# Tritronics Classic 70 E-Collar



## tom sawyer (Feb 1, 2006)

Is this a decent collar? My brother got one three years ago and I can buy it from him for $150. Just wondering if that is a fair deal or should I look for a newer model with more features? There is only continuous mode but it looks like you can just press the button quickly and that would be the equivalent of a nick? And it has something like 5 settings, I tried the first three out on my hand and level three was a pretty decent jolt. I'm not quite a hairy as Raven though.
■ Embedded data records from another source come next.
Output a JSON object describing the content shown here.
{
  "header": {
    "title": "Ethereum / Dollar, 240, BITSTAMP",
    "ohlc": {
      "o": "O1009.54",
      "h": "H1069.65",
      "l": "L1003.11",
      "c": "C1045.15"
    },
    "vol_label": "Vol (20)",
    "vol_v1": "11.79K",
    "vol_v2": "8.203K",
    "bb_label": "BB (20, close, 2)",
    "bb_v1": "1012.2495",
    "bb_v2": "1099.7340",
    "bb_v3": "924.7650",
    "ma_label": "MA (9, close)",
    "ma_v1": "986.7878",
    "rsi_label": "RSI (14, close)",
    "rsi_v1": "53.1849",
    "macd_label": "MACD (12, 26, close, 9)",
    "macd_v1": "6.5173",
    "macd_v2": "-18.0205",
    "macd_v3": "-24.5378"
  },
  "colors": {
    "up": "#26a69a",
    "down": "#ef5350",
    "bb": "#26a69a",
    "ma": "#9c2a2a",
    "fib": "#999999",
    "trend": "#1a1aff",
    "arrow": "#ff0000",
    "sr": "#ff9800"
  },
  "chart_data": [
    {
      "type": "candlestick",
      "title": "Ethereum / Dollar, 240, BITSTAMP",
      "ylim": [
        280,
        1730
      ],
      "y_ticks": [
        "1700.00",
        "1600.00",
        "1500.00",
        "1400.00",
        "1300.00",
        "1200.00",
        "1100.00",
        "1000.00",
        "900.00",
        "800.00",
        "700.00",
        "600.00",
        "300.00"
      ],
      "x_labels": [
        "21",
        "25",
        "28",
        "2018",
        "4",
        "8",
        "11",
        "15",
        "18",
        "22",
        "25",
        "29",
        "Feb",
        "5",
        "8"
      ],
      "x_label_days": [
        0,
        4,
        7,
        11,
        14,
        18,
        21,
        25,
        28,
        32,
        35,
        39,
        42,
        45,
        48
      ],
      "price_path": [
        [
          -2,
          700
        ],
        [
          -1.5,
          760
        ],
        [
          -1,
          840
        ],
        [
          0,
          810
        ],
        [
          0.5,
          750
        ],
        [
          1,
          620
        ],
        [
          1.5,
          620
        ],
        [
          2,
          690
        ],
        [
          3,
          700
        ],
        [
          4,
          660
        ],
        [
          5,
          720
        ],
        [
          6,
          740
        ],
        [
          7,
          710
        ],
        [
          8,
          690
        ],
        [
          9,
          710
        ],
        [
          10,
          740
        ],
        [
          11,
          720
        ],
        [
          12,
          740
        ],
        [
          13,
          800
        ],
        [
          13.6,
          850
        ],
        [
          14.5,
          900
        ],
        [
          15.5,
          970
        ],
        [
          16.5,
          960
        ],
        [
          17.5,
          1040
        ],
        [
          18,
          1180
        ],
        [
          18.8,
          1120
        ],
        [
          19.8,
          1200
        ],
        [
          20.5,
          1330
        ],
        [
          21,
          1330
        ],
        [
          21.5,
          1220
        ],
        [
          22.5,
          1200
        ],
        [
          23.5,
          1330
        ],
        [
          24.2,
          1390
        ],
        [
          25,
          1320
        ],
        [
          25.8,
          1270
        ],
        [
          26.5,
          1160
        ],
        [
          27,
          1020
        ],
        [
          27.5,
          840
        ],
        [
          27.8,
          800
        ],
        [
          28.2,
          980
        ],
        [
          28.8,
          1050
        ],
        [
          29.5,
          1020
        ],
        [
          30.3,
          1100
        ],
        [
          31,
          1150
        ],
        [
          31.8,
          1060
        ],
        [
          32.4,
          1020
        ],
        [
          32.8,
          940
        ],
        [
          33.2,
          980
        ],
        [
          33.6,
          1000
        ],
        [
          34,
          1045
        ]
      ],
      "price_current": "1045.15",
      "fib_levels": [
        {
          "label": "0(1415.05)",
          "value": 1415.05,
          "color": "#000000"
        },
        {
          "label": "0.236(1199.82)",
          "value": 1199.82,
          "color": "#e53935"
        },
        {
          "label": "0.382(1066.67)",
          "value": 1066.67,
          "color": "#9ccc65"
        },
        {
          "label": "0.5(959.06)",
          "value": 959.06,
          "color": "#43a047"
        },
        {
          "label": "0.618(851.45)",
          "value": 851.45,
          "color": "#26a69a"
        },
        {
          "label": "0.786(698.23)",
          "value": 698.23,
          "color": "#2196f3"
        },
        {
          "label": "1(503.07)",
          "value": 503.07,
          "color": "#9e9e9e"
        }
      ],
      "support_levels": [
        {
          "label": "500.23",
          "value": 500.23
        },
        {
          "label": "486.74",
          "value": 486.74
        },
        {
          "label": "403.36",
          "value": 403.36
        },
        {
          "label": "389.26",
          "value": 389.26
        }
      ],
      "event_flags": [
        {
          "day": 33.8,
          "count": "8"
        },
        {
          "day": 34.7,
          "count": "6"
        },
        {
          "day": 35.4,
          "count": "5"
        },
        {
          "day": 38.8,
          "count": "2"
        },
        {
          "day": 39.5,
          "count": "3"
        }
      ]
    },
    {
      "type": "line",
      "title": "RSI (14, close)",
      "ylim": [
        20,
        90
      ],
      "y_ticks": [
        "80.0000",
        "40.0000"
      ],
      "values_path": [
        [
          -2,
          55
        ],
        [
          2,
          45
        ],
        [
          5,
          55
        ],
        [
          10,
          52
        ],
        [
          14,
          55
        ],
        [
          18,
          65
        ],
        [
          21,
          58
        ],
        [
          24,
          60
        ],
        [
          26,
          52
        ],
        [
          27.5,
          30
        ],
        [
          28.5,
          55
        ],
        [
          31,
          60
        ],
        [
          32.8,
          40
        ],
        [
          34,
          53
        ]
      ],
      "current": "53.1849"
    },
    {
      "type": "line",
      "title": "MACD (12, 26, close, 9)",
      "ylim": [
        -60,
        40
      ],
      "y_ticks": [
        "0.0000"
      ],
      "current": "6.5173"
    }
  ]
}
I got the Ten Minute Retriever and also two of Graham's books so I'm training myself before using this tool.


----------



## gonehuntin' (Jul 27, 2006)

It sounds like you have little or no experience with e-collars. If this is so, I'd stay away from it. Get one of the ones like the 100 with 15 or so settings and if you use your head and get a good CD or tape, you won't hurt the dog. My advice then is don't buy it. It's not that good a price anyhow.


----------



## tom sawyer (Feb 1, 2006)

The multiple levels are that important? The stuff I've read so far never really indicated that you were supposed to fine tune things to such a degree. Thanks for the advice. I'm also debating whether to turn the force-fetch process over to a pro. It seems straightforward enough though.


----------